An opportunity to take part in an online study about the causes of flare-ups of knee pain.

  • Research Participant
  • Participate

Aim

  • Roughly 1 in 4 people aged over 40 years has painful knee joints.
  • Although it is often simply put down to 'getting older' or 'wear and tear', recent research suggests it is more complex than this.
  • Many people find their pain goes through good and bad periods.
  • This research study is particularly concerned with flare-ups of knee pain that come on suddenly and last at least a day. When they happen, they can seriously disrupt people's day-to-day lives and can be very frustrating, upsetting or distressing. There is currently little evidence on which to base sound advice to patients and healthcare professionals on how to predict and manage these flare-ups.

Researchers at Keele University are trying to find what causes people to have flare-ups of their knee pain so that we can help patients and their GP work together to better understand and manage common knee problems. We particularly want you to help us understand things that might cause them to have flare-ups. 

For more information please click here.

Volunteer Criteria

To take part you must be aged 40 or over and have a knee problem.

What will I be asked to do?

Once you register, you will be sent questionnaires to complete over a 13 week period and you will be given access to the ACT-FLARE website. If you agree to provide a mobile phone number you can also be sent fortnightly text reminders to inform the researchers if you have had a flare-up.

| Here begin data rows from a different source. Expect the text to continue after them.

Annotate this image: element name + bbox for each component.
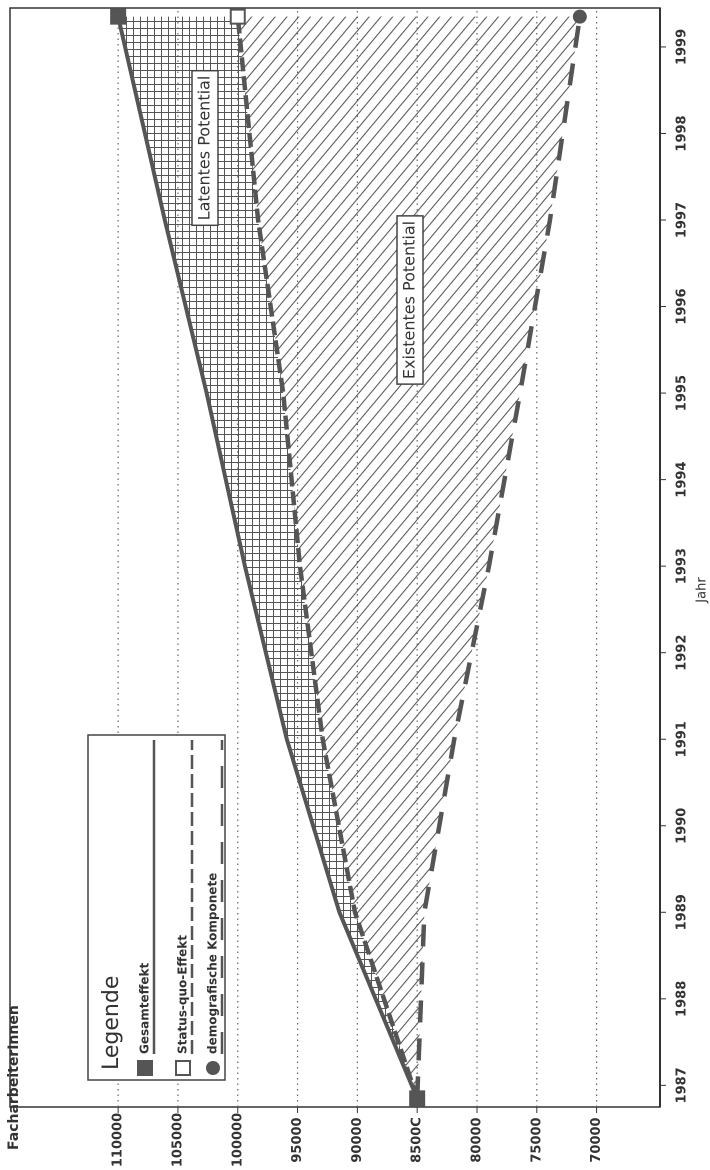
x-tick-label: 1992 bbox=[675, 635, 690, 671]
annotation-box bbox=[191, 69, 219, 227]
x-tick-label: 1990 bbox=[675, 808, 690, 844]
annotation: Existentes Potential bbox=[400, 221, 419, 379]
legend-label: Status-quo-Effekt bbox=[176, 935, 190, 1054]
y-tick-label: 100000 bbox=[230, 1113, 245, 1167]
y-tick-label: 70000 bbox=[589, 1117, 604, 1162]
legend-marker bbox=[206, 1061, 220, 1075]
series-line bbox=[116, 16, 420, 1100]
x-tick-label: 1997 bbox=[675, 202, 690, 238]
y-tick-label: 75000 bbox=[529, 1117, 544, 1162]
x-tick-label: 1993 bbox=[675, 548, 690, 584]
x-tick-label: 1988 bbox=[675, 981, 690, 1017]
x-tick-label: 1999 bbox=[675, 29, 690, 65]
y-tick-label: 110000 bbox=[111, 1113, 126, 1167]
series-line bbox=[414, 16, 583, 1099]
end-marker bbox=[110, 8, 127, 25]
rotated-chart: 70000 75000 80000 8500C 90000 95000 100000 1050… bbox=[6, 7, 710, 1167]
y-tick-label: 95000 bbox=[290, 1117, 305, 1162]
x-axis-label: Jahr bbox=[695, 577, 710, 604]
x-tick-label: 1991 bbox=[675, 721, 690, 757]
end-marker bbox=[229, 8, 246, 25]
legend-marker bbox=[175, 1060, 191, 1076]
x-tick-label: 1994 bbox=[675, 462, 690, 498]
end-marker bbox=[572, 9, 587, 24]
legend-label: demografische Komponete bbox=[206, 873, 220, 1054]
legend-title: Legende bbox=[99, 976, 124, 1070]
x-tick-label: 1998 bbox=[675, 115, 690, 151]
legend-marker bbox=[137, 1060, 153, 1076]
legend-label: Gesamteffekt bbox=[138, 963, 152, 1054]
y-tick-label: 90000 bbox=[350, 1117, 365, 1162]
x-tick-label: 1989 bbox=[675, 894, 690, 930]
y-tick-label: 8500C bbox=[410, 1117, 425, 1163]
x-tick-label: 1996 bbox=[675, 288, 690, 324]
annotation-box bbox=[396, 215, 424, 385]
y-tick-label: 105000 bbox=[170, 1113, 185, 1167]
y-tick-label: 80000 bbox=[469, 1117, 484, 1162]
latent-area bbox=[118, 16, 418, 1099]
chart-title: FacharbeiterInnen bbox=[6, 1005, 22, 1150]
annotation: Latentes Potential bbox=[195, 76, 214, 221]
x-tick-label: 1995 bbox=[675, 375, 690, 411]
existing-area bbox=[237, 16, 580, 1099]
series-line bbox=[235, 16, 420, 1100]
x-tick-label: 1987 bbox=[675, 1067, 690, 1103]
start-marker bbox=[409, 1090, 426, 1107]
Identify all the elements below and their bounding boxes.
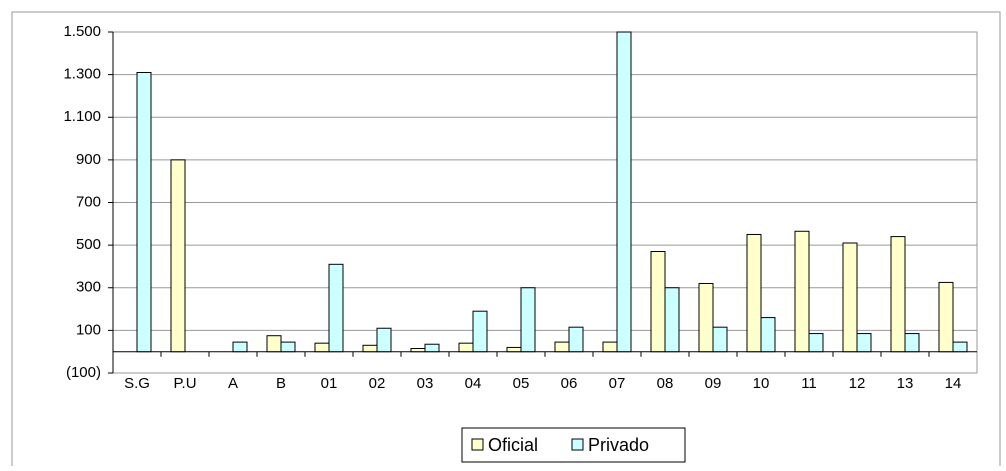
x-tick-label: 11 [801, 375, 817, 392]
y-tick-label: 1.100 [63, 108, 101, 125]
x-tick-label: 04 [465, 375, 482, 392]
x-tick-label: 08 [657, 375, 674, 392]
bar [952, 341, 968, 353]
bar [856, 333, 872, 353]
legend-label: Oficial [488, 435, 538, 455]
legend-swatch [471, 438, 484, 451]
x-tick-label: S.G [124, 375, 150, 392]
bar [938, 281, 954, 353]
x-tick-label: P.U [173, 375, 196, 392]
bar [314, 342, 330, 353]
bar [506, 346, 522, 353]
bar [376, 327, 392, 353]
y-tick-label: 700 [76, 193, 101, 210]
bar [170, 159, 186, 353]
x-tick-label: 03 [417, 375, 434, 392]
bar [808, 333, 824, 353]
y-tick-label: 300 [76, 279, 101, 296]
bar [664, 287, 680, 353]
x-tick-label: 14 [945, 375, 962, 392]
bar [362, 344, 378, 353]
x-tick-label: 06 [561, 375, 578, 392]
bar [472, 310, 488, 353]
bar [520, 287, 536, 353]
bar [568, 326, 584, 353]
bar [280, 341, 296, 353]
y-tick-label: 1.500 [63, 23, 101, 40]
bar [616, 31, 632, 353]
legend-label: Privado [588, 435, 649, 455]
y-tick-label: 900 [76, 151, 101, 168]
bar [266, 335, 282, 353]
bar [760, 317, 776, 353]
bar [698, 282, 714, 353]
x-tick-label: 12 [849, 375, 866, 392]
bar [410, 347, 426, 353]
x-tick-label: 05 [513, 375, 530, 392]
bar [602, 341, 618, 353]
y-tick-label: 1.300 [63, 66, 101, 83]
x-tick-label: 13 [897, 375, 914, 392]
x-tick-label: 07 [609, 375, 626, 392]
x-tick-label: B [276, 375, 286, 392]
bar [712, 326, 728, 353]
x-tick-label: 02 [369, 375, 386, 392]
bar [458, 342, 474, 353]
bar [232, 341, 248, 353]
bar [904, 333, 920, 353]
x-tick-label: 09 [705, 375, 722, 392]
legend-swatch [571, 438, 584, 451]
y-tick-label: (100) [66, 364, 101, 381]
bar [746, 233, 762, 353]
x-tick-label: 01 [321, 375, 338, 392]
y-tick-label: 100 [76, 321, 101, 338]
x-tick-label: A [228, 375, 238, 392]
y-tick-label: 500 [76, 236, 101, 253]
bar [424, 343, 440, 353]
bar [328, 263, 344, 353]
bar [136, 71, 152, 353]
x-tick-label: 10 [753, 375, 770, 392]
bar [554, 341, 570, 353]
bar [890, 236, 906, 353]
bar [794, 230, 810, 353]
bar [650, 251, 666, 353]
bar [842, 242, 858, 353]
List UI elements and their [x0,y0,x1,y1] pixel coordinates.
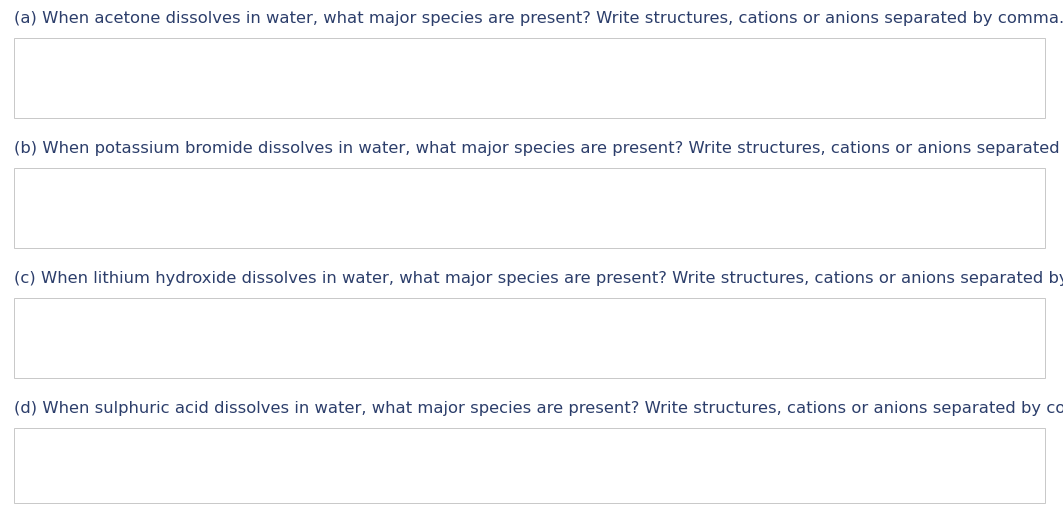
Text: (c) When lithium hydroxide dissolves in water, what major species are present? W: (c) When lithium hydroxide dissolves in … [14,271,1063,287]
FancyBboxPatch shape [14,168,1045,248]
FancyBboxPatch shape [14,428,1045,503]
FancyBboxPatch shape [14,38,1045,118]
Text: (b) When potassium bromide dissolves in water, what major species are present? W: (b) When potassium bromide dissolves in … [14,142,1063,156]
Text: (d) When sulphuric acid dissolves in water, what major species are present? Writ: (d) When sulphuric acid dissolves in wat… [14,402,1063,417]
FancyBboxPatch shape [14,298,1045,378]
Text: (a) When acetone dissolves in water, what major species are present? Write struc: (a) When acetone dissolves in water, wha… [14,12,1063,26]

Through links to the study website, the researchers would like to collect information from you in the following stages:

  • Completion of an on-line consent form.
  • Completion of an on-line questionnaire about your knee pain and some general aspects of health after you have provided consent.
  • Each month you will be invited to complete follow-up questionnaires via a link to the ACT-FLARE website about your knee pain in the last 3 days regardless of whether you are experiencing knee pain or not at the time.
  • In addition, we will be asking you to notify us through the website if and when you experience a flare-up of your knee pain at any point over the 13 weeks of the study. If this happens, we will email you a web link to a further questionnaire asking about your activities during the 3 days before the flare-up. We will also invite you to provide some brief information via a link to the ACT-FLARE website each day until your flare-up ends and your symptoms return to ‘normal’ for you.
  • At the end of the study we will invite you to complete a very short 2 question questionnaire that may help us develop further research studies.
  • Questionnaires will take approximately 15 minutes to complete.

What do we mean by a flare-up of knee pain?

Flare-ups are an event that:

  • causes an increase in your pain that is beyond normal day-to-day variation that lasts for a period of time
  • comes on suddenly, developing over minutes or hours (rather than a very gradual worsening over days or weeks)

Not everyone is affected in the same way by flare-ups. These are some things that people say they can feel when they have a flare-up. You may experience some, none, or all of these during your flare-ups:

  • everyday activities are more difficult or impossible to do
  • they need to take (more) painkillers
  • limping
  • swelling of the joint
  • more stiffness of the joint
  • pain that disturbs your sleep.

You are invited to notify the researchers each time you experience a flare-up during the study no matter how many times you experience one.

It is also important that you continue with the routine questionnaires throughout the study even if you do not experience a flare-up or any further knee pain at all during this period.

Information and on-going support will be provided for accessing the website as needed.

When and where?

The study is to be completed online, any time up until the end of December 2018.